Maths Applications - Graphs and Networks

Simple Graph

a graph without any loops or multiple edges between adjacent vertices.

Connected Graph

any vertex can be reached using a sequence of edges, starting from any other vertex. Otherwise, the graph is disconnected.

Bridge

an edge that keeps the graph connected. If removed = disconnected.

Complete graph

a simple graph, where every vertex is connected to every other vertex. A compete graph with n vertices is called Kn.
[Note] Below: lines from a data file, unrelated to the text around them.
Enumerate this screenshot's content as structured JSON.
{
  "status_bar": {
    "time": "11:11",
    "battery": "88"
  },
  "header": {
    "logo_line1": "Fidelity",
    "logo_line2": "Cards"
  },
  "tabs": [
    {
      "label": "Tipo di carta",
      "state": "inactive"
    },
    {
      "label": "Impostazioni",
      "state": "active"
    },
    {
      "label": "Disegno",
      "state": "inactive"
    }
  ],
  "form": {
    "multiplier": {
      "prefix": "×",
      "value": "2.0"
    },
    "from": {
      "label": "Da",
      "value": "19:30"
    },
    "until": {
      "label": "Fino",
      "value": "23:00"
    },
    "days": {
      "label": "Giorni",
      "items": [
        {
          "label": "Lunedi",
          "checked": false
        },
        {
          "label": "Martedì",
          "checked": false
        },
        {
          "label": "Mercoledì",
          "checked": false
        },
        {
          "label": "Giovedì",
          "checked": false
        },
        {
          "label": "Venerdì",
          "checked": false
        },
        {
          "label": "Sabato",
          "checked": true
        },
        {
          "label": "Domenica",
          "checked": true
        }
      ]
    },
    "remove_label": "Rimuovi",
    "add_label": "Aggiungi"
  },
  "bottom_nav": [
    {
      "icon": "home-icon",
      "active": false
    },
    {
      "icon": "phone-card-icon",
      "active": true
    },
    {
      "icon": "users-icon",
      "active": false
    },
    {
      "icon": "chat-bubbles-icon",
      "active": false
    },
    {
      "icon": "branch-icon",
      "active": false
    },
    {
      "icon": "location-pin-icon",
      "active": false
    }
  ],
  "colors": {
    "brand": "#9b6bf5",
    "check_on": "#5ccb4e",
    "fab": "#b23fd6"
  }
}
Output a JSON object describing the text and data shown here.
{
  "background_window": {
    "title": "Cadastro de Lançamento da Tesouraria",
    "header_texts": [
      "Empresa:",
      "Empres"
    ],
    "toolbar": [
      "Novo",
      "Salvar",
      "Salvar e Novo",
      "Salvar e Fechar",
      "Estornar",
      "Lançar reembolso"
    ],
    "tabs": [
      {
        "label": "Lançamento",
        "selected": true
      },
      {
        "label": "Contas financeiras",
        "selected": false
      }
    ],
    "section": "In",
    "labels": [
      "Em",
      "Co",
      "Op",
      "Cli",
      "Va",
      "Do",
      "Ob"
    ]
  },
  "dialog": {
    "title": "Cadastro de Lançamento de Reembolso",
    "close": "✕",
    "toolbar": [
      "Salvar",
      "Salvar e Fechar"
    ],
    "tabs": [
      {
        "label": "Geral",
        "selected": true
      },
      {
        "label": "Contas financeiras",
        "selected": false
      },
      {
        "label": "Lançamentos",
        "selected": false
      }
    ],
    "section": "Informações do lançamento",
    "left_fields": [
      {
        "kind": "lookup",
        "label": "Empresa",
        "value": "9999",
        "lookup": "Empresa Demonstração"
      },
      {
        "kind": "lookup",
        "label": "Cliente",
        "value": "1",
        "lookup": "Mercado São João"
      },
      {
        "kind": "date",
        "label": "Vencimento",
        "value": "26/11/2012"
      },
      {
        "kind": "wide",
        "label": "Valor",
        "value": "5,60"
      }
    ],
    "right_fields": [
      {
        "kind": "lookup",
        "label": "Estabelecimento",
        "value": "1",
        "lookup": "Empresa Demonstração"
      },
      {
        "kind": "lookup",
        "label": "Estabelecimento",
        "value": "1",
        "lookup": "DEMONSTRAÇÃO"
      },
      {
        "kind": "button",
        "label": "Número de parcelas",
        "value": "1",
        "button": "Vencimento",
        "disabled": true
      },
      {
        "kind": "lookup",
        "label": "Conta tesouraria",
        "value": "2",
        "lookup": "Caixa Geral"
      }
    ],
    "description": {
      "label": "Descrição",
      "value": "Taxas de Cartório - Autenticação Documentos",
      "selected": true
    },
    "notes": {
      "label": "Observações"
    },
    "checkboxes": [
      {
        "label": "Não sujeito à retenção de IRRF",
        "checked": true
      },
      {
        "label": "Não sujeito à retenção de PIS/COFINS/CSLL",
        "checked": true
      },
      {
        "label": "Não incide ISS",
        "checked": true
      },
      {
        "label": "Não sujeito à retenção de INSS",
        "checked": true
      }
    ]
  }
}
Equation for no. of edges on complete graph

edges = n(n-1)/2 → where n = no. of vertices

Directed graph or Diagraph

directed edges also called arcs are drawn as arrows and represent one-way connection.

Undirected graph

undirected edges are drawn as lines and represent two-way connection.

Weighted graph

when edges of a graph are given some numerical values called weights that represent some property such as distance, cost, etc.

Subgraph

a graph formed using a subset of the vertices and edges in a larger graph. Cannot contain vertices and edges that are not in the original, larger graph.

Bipartite graph

graph with vertices that can be separated into two distinct sets, such that each edge of the graph only connects a vertex from one set to another. Vertices in one set are never connected to other vertices in the same set.

Complete Bipartite Graph

is a graph in which every vertex in the first group is connected to every vertex in the second group.

Planar Graph

are connected graphs that can be drawn so that they don’t have any edges crossing.

Regular Graph

each vertex has the same degree.

Topology

the study of networks

Vertices

Junctions/endpoints/dots (nodes)

Edges

lines/connects between vertices

Faces/regions

separate areas (outside = region)

Degree of a vertex

• No. of edges attached to the vertex

  • may be odd or even.

Rules of traversibility

• all vertices are even degree; or

• exactly two vertices are of odd degree and rest are even degree.

Loops

an edge that starts and ends at the same vertex.

Walk

most general definition of how we can move around a graph.

Open walk

a walk that starts and finishes at different vertices.

Closed Walk

a walk that starts and finishes at the same vertex.

Characteristics of walks

can include repeated edges and vertices.

Length

the number of edges a walk includes.

Trail

a walk where no edge is repeated (vertices can be repeated)

Open Trail

a trail that starts and ends at different vertices.

Circuit (closed trail)

a trail that starts and ends on the same vertex.

Path

a walk with no repeated edges and no repeated vertices.

Open path

a path that starts and ends at different vertices.

Cycle (closed path)

a path that starts and finishes at the same vertex.

Euler’s formula

v - e + f = 2
if the left side is equal to 2, then the graph is planar.

Eulerian Trail

a trail that includes every edge in a graph, but only once. May include repeated vertices.

Closed Eulerian Trail

an Eulerian trail that starts and finishes at the same vertex.

Eulerian Graph

a connected graph that contains a closed Eulerian trail. (every vertex has an even degree)

Open Eulerian trial

an Eulerian trail that starts and finshes at different vertices.

Semi - Eulerian trail

a connected graph that contains an open Eulerian trial. (exactly two vertices have an odd degree)

Hamiltonian path

a walk that includes every vertex of a graph exactly once (no repeated vertices).

Hamiltonian Cycle

a Hamiltonian path that starts and finishes at the same vertex.

Hamiltonian Graph

a connected graph that contains a Hamiltonian cycle.

Open Hamiltonian Path

A Hamiltonian path that finishes and starts at a different vertex.

Semi - Hamiltonian Graph

a connected graph that contains an open Hamiltonian path.